Transcript of my opening remarks at the Risk Theatre book launch and staged reading of In Bloom at Langham Court Theatre. Sunday, October 20, 2019. Thanks for reading, until next time I’m Edwin Wong and I’m doing Melpomene’s work.
We have for you tonight risk theatre, a bold new asset to create and interpret literature. With us … Brooklyn playwright Gabriel Jason Dean, the winner of the Risk Theatre Modern Tragedy Competition (https://risktheatre.com/)is in the house! His play IN BLOOM takes $8000 cash, a $1000 travel stipend, and a workshop. I see here competition manager Michael Armstrong and Michelle Buck, Langham Court Theatre’s general manager. They’re the heart and soul of the project. Langham Court board member Keith Digby is in France. He’s a force guiding the project. Our performers: Arian Aminalroaya, Cam Culham, Douglas Peerless, Steven Piazza, Rahat Saini, Gene Sargent, Jason Vikse, and Wayne Yercha. Michael Armstrong directing. Let’s have a round of applause for everyone!
We’re here tonight to see if risk theatre, a new theory of tragedy, can attain proof of concept. The spark of risk theatre came from a book on stock market crashes: The Black Swan: The Impact of the Highly Improbable by Nassim Nicholas Taleb. He argued that traders, by taking excessive risk, trigger catastrophic low-probability, high-consequence events. When I read it, I thought “Replace ‘trader’ with ‘hero’ and you can give critics and playwrights a model of tragedy that resonates with modern times.”

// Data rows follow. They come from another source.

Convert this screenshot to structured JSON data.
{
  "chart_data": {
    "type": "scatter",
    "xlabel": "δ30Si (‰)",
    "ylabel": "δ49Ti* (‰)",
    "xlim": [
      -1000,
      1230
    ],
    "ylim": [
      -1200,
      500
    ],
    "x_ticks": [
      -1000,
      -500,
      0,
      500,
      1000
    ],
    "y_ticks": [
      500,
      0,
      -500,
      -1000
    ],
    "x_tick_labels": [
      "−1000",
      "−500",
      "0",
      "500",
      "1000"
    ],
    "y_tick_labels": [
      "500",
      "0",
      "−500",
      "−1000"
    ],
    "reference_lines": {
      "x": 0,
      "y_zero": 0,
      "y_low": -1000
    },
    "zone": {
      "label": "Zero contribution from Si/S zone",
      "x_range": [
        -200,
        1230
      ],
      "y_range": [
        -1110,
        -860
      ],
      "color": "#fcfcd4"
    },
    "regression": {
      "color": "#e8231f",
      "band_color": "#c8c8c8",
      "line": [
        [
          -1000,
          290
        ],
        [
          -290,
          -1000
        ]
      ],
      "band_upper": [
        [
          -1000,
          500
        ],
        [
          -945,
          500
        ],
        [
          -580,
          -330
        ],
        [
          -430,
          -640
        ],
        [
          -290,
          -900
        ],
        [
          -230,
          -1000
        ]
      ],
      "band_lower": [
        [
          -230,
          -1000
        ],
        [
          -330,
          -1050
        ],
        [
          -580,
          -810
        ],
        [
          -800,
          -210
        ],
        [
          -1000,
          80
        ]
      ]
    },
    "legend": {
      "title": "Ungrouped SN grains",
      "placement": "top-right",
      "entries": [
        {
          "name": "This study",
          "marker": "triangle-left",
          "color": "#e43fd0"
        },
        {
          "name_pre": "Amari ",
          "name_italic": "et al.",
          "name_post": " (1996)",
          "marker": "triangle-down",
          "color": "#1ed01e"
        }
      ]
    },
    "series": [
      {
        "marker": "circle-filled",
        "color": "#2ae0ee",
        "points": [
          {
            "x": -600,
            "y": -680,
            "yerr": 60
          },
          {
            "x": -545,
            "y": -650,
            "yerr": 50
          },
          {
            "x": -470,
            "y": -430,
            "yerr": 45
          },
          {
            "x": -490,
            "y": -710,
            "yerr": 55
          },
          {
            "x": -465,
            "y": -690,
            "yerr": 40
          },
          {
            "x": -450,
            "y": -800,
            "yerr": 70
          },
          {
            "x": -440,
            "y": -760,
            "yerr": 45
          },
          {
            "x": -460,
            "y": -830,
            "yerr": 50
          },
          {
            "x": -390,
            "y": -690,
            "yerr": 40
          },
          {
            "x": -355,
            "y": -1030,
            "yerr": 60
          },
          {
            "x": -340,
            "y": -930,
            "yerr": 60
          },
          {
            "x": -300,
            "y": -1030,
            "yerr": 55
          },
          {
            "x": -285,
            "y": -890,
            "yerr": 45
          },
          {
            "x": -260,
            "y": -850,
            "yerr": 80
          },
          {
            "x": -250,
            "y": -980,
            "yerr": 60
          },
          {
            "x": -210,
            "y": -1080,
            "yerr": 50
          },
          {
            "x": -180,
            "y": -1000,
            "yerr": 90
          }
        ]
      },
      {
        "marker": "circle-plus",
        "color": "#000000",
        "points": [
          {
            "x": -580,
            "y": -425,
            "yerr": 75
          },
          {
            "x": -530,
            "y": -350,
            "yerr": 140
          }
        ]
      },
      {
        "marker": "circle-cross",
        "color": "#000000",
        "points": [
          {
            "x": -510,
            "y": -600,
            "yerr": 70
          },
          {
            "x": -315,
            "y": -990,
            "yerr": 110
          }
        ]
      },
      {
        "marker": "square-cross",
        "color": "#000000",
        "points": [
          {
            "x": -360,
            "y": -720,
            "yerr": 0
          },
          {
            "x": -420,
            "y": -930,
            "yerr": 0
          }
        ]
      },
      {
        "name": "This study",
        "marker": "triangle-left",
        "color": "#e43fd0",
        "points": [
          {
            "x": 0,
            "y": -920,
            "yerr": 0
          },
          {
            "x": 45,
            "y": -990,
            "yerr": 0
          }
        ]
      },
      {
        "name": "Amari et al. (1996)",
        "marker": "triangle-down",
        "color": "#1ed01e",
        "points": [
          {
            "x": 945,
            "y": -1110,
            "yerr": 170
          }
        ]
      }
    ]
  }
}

My new book The Risk Theatre Model of Tragedy: Gambling, Drama, and the Unexpected binds tragedy with modernity. Michelle Buck, Keith Digby, and Michael Armstrong saw the potential of making risk the dramatic fulcrum of the action, and we inaugurated an international playwriting competition based on risk theatre. We fed the spark and it became a flame.
Next came the jurors: playwrights and critics of renown: Yvette Nolan from Canada, Armen Pandola from the US, and Sally Stott from the UK. They read the scripts blind. Of the 182 plays from playwrights in 11 countries, they selected Gabriel Jason Dean’s In Bloom to champion the risk theatre concept. We fed the flame. It became a fire.
Tonight we want proof of concept. We’re staging a reading of In Bloom so that you can decide. Does risk theatre work? What happens when you make risk the dramatic centre of tragedy? Do protagonists trigger catastrophic low-probability, high-consequence events by making delirious wagers? Can the risk theatre model ignite a resurgence of interest in tragedy?
We’re starting to gain traction. Theatre departments are launching courses to explore risk theatre. Historians are adapting risk theatre to the writing of history and biography. Theatre suspends disbelief, and, as you watch In Bloom, I want you to suspend your ideas about catharsis, tragic error, the Apollinian and Dionysian, alienation effect, and ethical collisions. Think instead on how the hero’s concentrated position triggers low-probability, high-consequence events. Join us as we transform risk theater into a roaring blaze so that years from now we can say: “We were there with risk theatre in those early days when risk theatre was a green shoot on the fertile soil of theory!” Thank you for coming, enjoy the show!